Tra i nomi illustri che hanno scritto nei secoli la storia di Urbino, Federico Barocci (Urbino, 1535 – 1612) ha oggi un posto rilevante. Quasi dimenticato nel periodo delle Avanguardie, è stato oggetto di una riscoperta che ha contribuito a ristabilirne la fama presso la critica.
La grande mostra (fino al 6 ottobre 2024) Federico Barocci Urbino. L’emozione della pittura moderna, organizzata dalla Galleria Nazionale delle Marche, prosegue su questo percorso, offrendo al pubblico un’occasione di riscoprire un pezzo di storia della città, del Museo e di questo artista che celebrò le glorie del crepuscolo del Ducato.
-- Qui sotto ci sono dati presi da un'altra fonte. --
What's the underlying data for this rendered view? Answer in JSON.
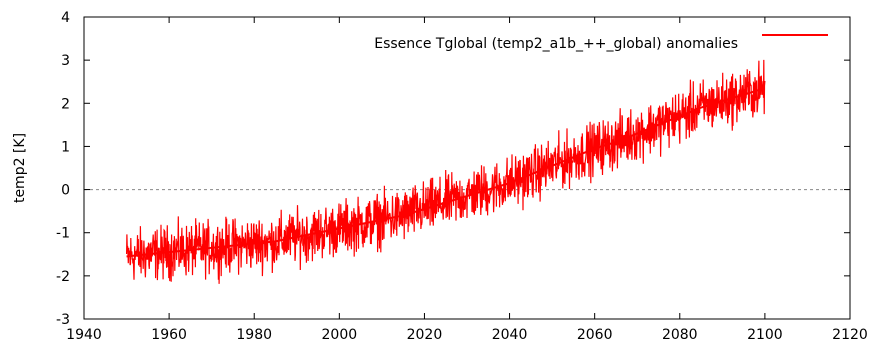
{
  "chart_data": {
    "type": "line",
    "title": "",
    "xlabel": "",
    "ylabel": "temp2 [K]",
    "xlim": [
      1940,
      2120
    ],
    "ylim": [
      -3,
      4
    ],
    "xticks": [
      1940,
      1960,
      1980,
      2000,
      2020,
      2040,
      2060,
      2080,
      2100,
      2120
    ],
    "yticks": [
      -3,
      -2,
      -1,
      0,
      1,
      2,
      3,
      4
    ],
    "zero_line": true,
    "grid": false,
    "legend_position": "top-right",
    "series": [
      {
        "name": "Essence Tglobal (temp2_a1b_++_global) anomalies",
        "color": "#ff0000",
        "x": [
          1950,
          1955,
          1960,
          1965,
          1970,
          1975,
          1980,
          1985,
          1990,
          1995,
          2000,
          2005,
          2010,
          2015,
          2020,
          2025,
          2030,
          2035,
          2040,
          2045,
          2050,
          2055,
          2060,
          2065,
          2070,
          2075,
          2080,
          2085,
          2090,
          2095,
          2100
        ],
        "y": [
          -1.55,
          -1.5,
          -1.45,
          -1.4,
          -1.35,
          -1.3,
          -1.25,
          -1.2,
          -1.1,
          -1.0,
          -0.9,
          -0.8,
          -0.7,
          -0.6,
          -0.45,
          -0.3,
          -0.15,
          0.0,
          0.15,
          0.35,
          0.55,
          0.75,
          0.95,
          1.1,
          1.3,
          1.5,
          1.7,
          1.9,
          2.05,
          2.2,
          2.35
        ],
        "variability_range": 0.6
      }
    ]
  }
}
Dopo più di 110 anni da quando il fondatore della Galleria, Lionello Venturi, espresse per la prima volta l’intenzione di fare una simile esposizione, la promessa diventa realtà: grazie a prestiti nazionali e non, le 76 opere qui riunite illustrano tutta la carriera di Barocci, il pittore della Cristiana Letizia, nonché erede – mancato, per quel che riguarda la scena romana – di Raffaello.
La ricca rassegna al Palazzo Ducale di Urbino – che come un grande trompe l’œil ne estende la visione oltre le tele in cui è spesso raffigurato – tratteggia un profilo esaustivo di Federico Barocci, risaltandone il valore.
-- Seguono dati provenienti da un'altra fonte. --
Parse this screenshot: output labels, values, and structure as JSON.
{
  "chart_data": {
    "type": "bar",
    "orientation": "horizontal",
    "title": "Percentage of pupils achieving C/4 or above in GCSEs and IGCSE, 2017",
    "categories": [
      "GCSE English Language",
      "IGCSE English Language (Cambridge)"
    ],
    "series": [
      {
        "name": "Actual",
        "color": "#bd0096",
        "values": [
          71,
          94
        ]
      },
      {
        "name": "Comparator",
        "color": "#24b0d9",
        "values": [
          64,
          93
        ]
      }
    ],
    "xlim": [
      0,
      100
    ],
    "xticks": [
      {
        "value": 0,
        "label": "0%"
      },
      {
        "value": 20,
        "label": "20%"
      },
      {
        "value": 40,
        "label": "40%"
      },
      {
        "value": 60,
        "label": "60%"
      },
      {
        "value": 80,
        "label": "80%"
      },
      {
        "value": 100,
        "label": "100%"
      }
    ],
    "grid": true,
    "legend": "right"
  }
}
I sei nuclei narrativi, disposti in ordine cronologico, illustrano il contesto culturale dell’epoca, per poi entrare nel vivo della sua produzione con le grandi pale d’altare legate ai committenti religiosi. Emblematica è la Deposizione per il Duomo di Perugia, in cui emerge la struttura musicale della composizione, accompagnata dalla perpetua grazia delle espressioni e dei colori. Natura ed affetti caratterizzano la terza sezione, espressi anche attraverso la frequente inclusione di piccoli animali – cagnolini, uccellini, o gatti – che coabitano la scena. Si prosegue poi nel tempo, fino alla conclusione della mostra, pensata nell’appartamento roveresco al secondo piano.
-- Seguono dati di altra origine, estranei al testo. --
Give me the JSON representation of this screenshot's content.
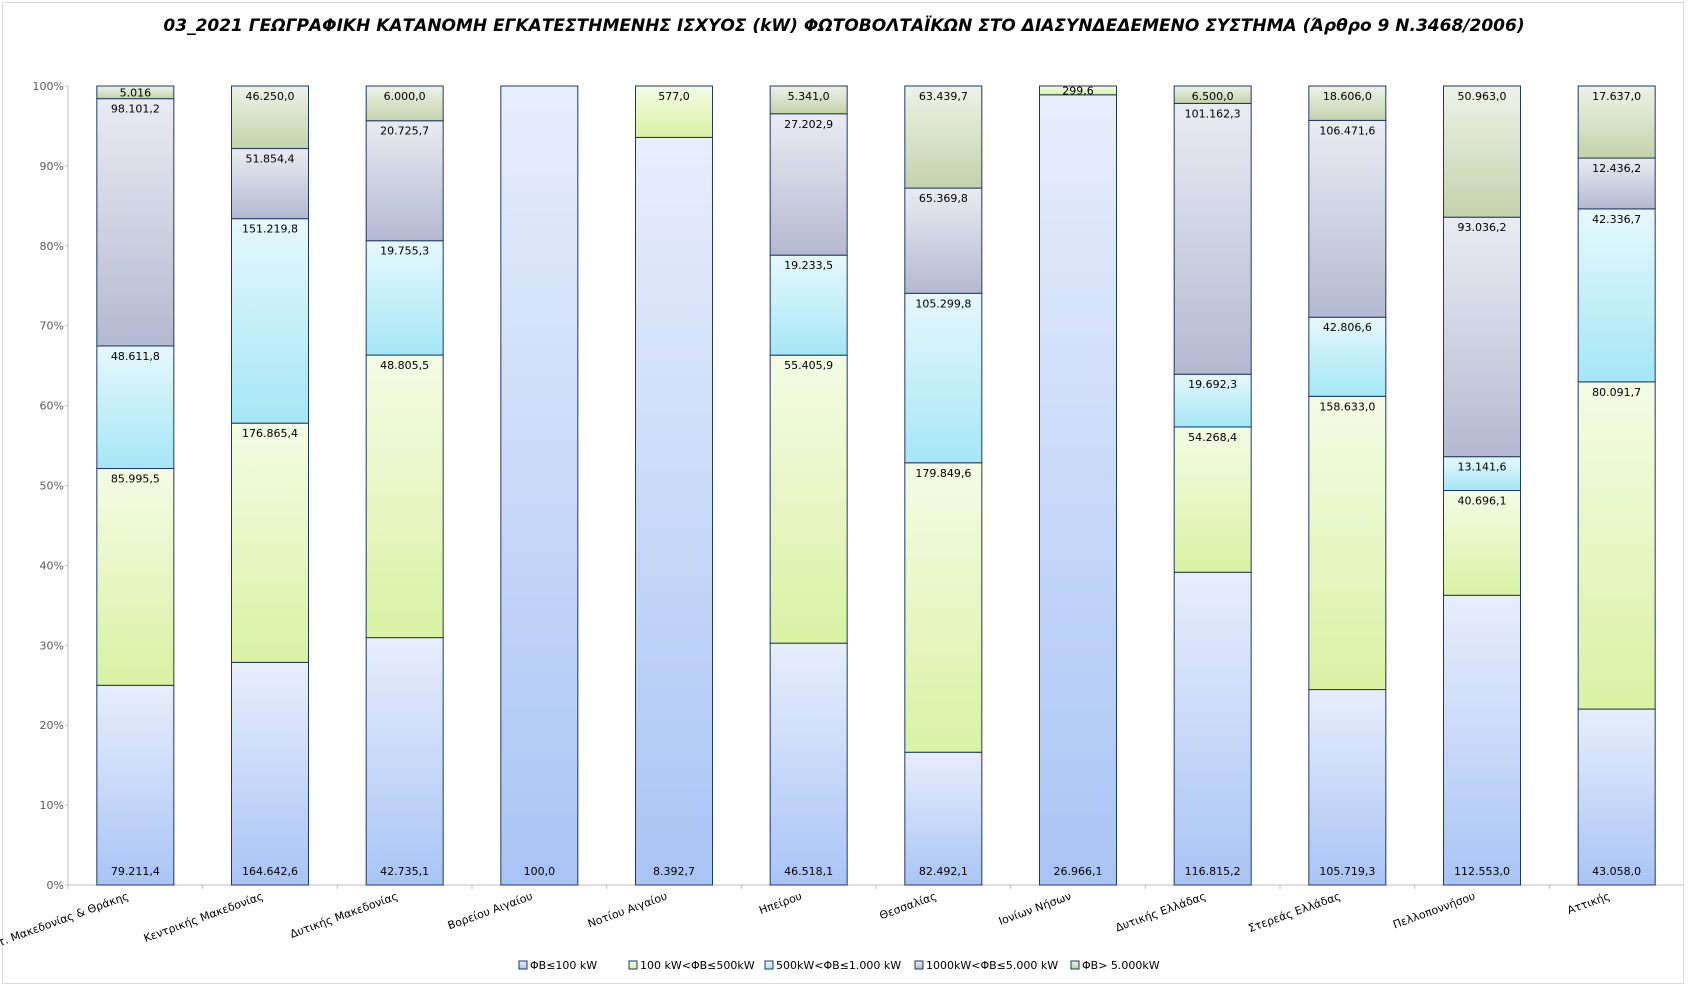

Due brani espositivi sono dedicati ai disegni preparatori e all’attività grafica di Barocci. Come emerge dalla mostra, ogni aspetto delle opere finali è accuratamente studiato e provato a più riprese su carta, alternando carboncino, pastelli e olio. L’idea compositiva è verificata in concreto – si racconta facesse posare gli allievi per assicurarsi gesti naturali e non forzati –, e solo poi trasferita su tela. Lo stesso vale per le luci e i colori: provati in miniatura per rendere al meglio la dolcezza caratteristica della Cristiana Letizia quale ideale di fede umile fonte di gioia. Un capitolo a sé hanno infine le quattro incisioni, realizzate a morsure replicate. Una variante di acquaforte che avvicina la grafica alla pittura, ammorbidendone l’impatto chiaroscurale, quale innovazione assoluta per l’epoca.